Zentraler Kern des Gesprächs war die Darstellung der Polizeilichen Kriminalstatistik (PKS) im Jahr 2023. Insgesamt lägen die festgestellten Delikte etwas unter dem Vor-Corona-Niveau. Im kompletten Dienstbereich habe die Polizei rund 2000 Straftaten gezählt. In Trostberg und in Traunreut hätten die Beamten etwa drei Viertel der Delikte verzeichnet.

„Die Aufklärungsquote liegt beim landkreisweiten Schnitt von 72,5 Prozent und damit deutlich über dem bayerischen Wert“, erklärt Dusch in einer Pressemitteilung. Allerdings sei festzustellen gewesen, dass die Ordnungshüter im Bereich der Polizeistation Traunreut, die für die Stadt Traunreut und die Gemeinde Palling zuständig ist, mehr Delikte klären konnten als im übrigen Bereich der Polizeiinspektion Trostberg mit der Stadt Trostberg und den Gemeinden Altenmarkt, Engelsberg, Kienberg, Obing, Pittenhart, Schnaitsee, Seeon-Seebruck und Tacherting. Weiter ging die Polizei auf einzelne Deliktsbereiche, die Tatverdächtigenstruktur und die Verteilung auf die Gemeinden näher ein.

1719 Verkehrsunfälle

Im zweiten Teil des Sicherheitsgesprächs widmeten sich die Dienststellenleiter der Verkehrsunfallstatistik. Bei den insgesamt 1719 Verkehrsunfällen hatte die Polizei im vergangenen Jahr 254 mit Personenschaden aufgenommen. Insgesamt wurden 310 Personen verletzt, vier Todesopfer waren zu registrieren. Unter den genannten Zahlen waren auch sechs Schulwegunfälle, bei denen neun Kinder leicht verletzt wurden.

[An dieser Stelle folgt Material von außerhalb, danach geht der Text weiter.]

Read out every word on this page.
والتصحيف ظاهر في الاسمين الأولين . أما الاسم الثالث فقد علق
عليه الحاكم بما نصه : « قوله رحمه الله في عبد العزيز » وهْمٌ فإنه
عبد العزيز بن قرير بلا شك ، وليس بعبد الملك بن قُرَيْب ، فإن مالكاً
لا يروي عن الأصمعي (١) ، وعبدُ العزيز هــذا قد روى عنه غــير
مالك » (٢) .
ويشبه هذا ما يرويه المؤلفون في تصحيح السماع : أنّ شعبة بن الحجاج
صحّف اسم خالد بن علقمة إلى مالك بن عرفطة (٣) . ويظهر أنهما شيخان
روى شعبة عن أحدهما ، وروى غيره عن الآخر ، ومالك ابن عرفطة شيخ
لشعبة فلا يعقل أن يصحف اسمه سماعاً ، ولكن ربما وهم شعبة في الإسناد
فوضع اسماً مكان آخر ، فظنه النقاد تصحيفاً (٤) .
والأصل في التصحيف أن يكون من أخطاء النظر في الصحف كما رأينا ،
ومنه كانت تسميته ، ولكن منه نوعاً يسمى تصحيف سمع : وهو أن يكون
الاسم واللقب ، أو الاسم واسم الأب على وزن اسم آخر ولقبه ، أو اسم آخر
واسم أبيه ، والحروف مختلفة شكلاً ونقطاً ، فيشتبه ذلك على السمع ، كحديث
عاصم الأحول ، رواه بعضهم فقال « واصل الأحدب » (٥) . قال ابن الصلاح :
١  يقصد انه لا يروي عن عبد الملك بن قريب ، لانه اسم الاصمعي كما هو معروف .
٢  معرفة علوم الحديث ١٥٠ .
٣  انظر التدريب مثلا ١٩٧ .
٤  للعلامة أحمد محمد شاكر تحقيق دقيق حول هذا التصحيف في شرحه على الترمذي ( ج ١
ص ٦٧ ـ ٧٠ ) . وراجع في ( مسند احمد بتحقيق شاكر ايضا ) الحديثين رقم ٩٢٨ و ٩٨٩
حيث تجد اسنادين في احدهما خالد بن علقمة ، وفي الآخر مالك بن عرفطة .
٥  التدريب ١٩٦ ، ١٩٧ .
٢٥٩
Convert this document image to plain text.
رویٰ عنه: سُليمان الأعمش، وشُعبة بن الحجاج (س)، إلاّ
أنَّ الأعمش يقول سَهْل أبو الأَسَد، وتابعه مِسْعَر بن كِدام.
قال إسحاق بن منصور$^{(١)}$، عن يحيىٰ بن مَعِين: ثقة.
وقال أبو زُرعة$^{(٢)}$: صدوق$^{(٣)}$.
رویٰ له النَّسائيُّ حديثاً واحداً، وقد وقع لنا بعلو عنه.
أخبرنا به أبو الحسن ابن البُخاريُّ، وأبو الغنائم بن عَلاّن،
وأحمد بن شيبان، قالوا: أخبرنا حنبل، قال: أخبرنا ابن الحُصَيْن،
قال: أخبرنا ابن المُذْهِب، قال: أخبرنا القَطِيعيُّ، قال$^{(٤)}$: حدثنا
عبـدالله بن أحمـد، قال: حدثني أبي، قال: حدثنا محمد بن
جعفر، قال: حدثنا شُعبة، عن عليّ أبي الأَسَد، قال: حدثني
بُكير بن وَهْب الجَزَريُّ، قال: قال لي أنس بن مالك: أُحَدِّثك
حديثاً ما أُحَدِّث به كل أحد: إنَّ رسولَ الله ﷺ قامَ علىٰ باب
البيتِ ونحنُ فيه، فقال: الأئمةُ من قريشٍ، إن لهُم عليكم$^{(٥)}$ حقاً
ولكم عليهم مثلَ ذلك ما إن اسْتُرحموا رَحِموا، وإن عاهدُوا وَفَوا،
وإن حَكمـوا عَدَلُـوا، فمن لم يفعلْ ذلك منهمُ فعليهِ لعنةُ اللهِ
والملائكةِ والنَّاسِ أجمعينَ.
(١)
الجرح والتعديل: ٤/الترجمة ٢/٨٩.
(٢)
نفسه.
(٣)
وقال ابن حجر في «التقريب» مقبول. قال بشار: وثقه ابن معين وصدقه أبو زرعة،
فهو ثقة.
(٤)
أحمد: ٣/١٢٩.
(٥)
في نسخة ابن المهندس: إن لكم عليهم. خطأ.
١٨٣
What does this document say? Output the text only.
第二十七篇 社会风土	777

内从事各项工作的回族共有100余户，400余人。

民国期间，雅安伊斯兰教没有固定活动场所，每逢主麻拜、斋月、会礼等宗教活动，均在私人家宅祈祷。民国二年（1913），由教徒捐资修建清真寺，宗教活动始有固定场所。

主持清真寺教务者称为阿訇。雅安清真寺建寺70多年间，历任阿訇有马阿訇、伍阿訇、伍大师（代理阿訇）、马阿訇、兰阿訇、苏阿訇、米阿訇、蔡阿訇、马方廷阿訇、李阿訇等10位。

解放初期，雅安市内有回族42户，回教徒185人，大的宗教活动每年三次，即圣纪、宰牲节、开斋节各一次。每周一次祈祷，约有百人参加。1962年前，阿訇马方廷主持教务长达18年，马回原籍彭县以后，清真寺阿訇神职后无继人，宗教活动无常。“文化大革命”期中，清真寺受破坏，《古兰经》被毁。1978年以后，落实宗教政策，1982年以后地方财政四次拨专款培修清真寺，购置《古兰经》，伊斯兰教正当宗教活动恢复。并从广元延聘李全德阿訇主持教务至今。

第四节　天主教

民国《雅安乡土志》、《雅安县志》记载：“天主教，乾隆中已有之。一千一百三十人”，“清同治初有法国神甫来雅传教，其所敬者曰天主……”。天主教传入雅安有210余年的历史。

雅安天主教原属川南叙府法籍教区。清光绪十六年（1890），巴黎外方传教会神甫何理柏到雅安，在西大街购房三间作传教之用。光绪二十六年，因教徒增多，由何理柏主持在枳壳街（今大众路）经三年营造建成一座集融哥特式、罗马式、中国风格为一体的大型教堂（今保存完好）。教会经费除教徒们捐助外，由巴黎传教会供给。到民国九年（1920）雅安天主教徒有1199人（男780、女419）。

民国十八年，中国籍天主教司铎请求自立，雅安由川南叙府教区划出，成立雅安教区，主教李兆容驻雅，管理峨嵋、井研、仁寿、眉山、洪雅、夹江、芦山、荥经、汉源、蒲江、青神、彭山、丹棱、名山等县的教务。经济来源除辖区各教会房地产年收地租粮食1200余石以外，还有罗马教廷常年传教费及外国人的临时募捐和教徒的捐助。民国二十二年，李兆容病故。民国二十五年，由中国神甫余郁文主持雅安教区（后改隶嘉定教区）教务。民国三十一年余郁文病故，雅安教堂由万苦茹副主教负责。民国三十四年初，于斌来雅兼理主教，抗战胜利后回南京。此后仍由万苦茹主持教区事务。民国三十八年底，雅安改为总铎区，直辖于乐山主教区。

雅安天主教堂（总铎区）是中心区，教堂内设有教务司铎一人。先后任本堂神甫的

Die Unfälle mit tödlichem Ausgang und die Schulwegunfälle besprachen die Dienststellenleiter mit den Vertretern der Kommunen einzeln. Dabei erörterten sie sowohl die Vermeidbarkeit als auch die kommunalen und polizeilichen Maßnahmen, die sie ergreifen können. Dabei seien sowohl bauliche Veränderungen, aber auch die Möglichkeiten der Polizei im präventiven Bereich und durch Kontrollen aufzuzählen, teilt Busch gegenüber der Heimatzeitung mit. „Im Einzelnen wurde über diese Unfälle bereits berichtet.“

Ziel: Lebensqualität in der Region stetig verbessern

Im Trostberger Rathaus entwickelte sich noch ein reger Austausch zwischen Polizei und den Bürgermeistern. Ein breiter Konsens bestand laut Dusch unter anderem darin, dass in allen Bereichen eine enge Zusammenarbeit und ein reger Austausch förderlich sind, um die Sicherheitslage weiter hoch zu halten. Ziel aller sei es, dadurch die Bevölkerung so gut wie möglich vor Straftaten und Verkehrsunfällen zu schützen und die Lebensqualität in der Region stetig zu verbessern.